The study of boundary representations and hyperrigidity of operator spaces and operator Systems.

Abstract

The title of the thesis is “A STUDY OF BOUNDARY REPRESENTATIONS AND HYPERRIGIDITY OF OPERATOR SPACES AND OPERATOR SYSTEMS”. The thesis begins with a chapter surveying the literature and describing the structure of the thesis. This is followed by a chapter setting up the necessary preliminaries about C*-algebras and CP-maps. It also summarises well- understood work on boundary representations and hyper-rigidity. The main results of the thesis are contained in the next three chapters. In Chapter 3, the main objects of study are the notions of weak boundary representations and quasi-hyper-rigidity originally introduced by Namboodiri, Pramod, Shankar and Vijayarajan. It is shown that weak boundary representations for operator systems in unital C*-algebras are characterised by their amplifications also being so. This implies that the corresponding result for quasi-hyper- rigidity of operator systems holds. Chapter 4 first characterises boundary representations of operator spaces through that of their associated Paulsen systems and thereby shows that the term “boundary” is a natural one. We proved that there is a one to one correspondence between boundary representations of the operator space with that of the Paulsen system.
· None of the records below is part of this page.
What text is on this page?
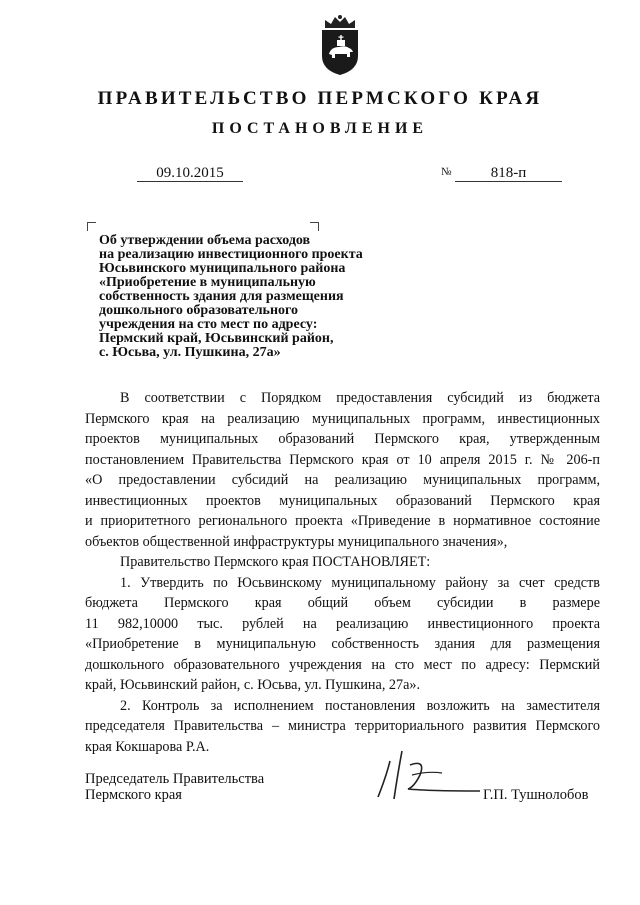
ПРАВИТЕЛЬСТВО ПЕРМСКОГО КРАЯ
ПОСТАНОВЛЕНИЕ
09.10.2015	№	818-п
Об утверждении объема расходов
на реализацию инвестиционного проекта
Юсьвинского муниципального района
«Приобретение в муниципальную
собственность здания для размещения
дошкольного образовательного
учреждения на сто мест по адресу:
Пермский край, Юсьвинский район,
с. Юсьва, ул. Пушкина, 27а»
В соответствии с Порядком предоставления субсидий из бюджета
Пермского края на реализацию муниципальных программ, инвестиционных
проектов муниципальных образований Пермского края, утвержденным
постановлением Правительства Пермского края от 10 апреля 2015 г. № 206-п
«О предоставлении субсидий на реализацию муниципальных программ,
инвестиционных проектов муниципальных образований Пермского края
и приоритетного регионального проекта «Приведение в нормативное состояние
объектов общественной инфраструктуры муниципального значения»,
Правительство Пермского края ПОСТАНОВЛЯЕТ:
1. Утвердить по Юсьвинскому муниципальному району за счет средств
бюджета Пермского края общий объем субсидии в размере
11 982,10000 тыс. рублей на реализацию инвестиционного проекта
«Приобретение в муниципальную собственность здания для размещения
дошкольного образовательного учреждения на сто мест по адресу: Пермский
край, Юсьвинский район, с. Юсьва, ул. Пушкина, 27а».
2. Контроль за исполнением постановления возложить на заместителя
председателя Правительства – министра территориального развития Пермского
края Кокшарова Р.А.
Председатель Правительства
Пермского края	Г.П. Тушнолобов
Subsequently weak boundaries for operator spaces are also introduced and studied, again generalising from weak boundaries of operator systems. Finally rectangular hyper-rigidity for operator spaces in ternary rings of operators is introduced and a finite-dimensional version of Saskin’s theorem is proved. In Chapter 5, the notion of a non-commutative Choquet boundary is introduced for some spaces of unbounded operators and even more generally for locally C*-algebras and an analogue of Arveson’s extension theorem is established. Then the unique extension property and boundary representations are introduced in this generality and studied with appropriate examples. The last chapter concludes with a well-written summary of the thesis and poses several interesting questions for future work.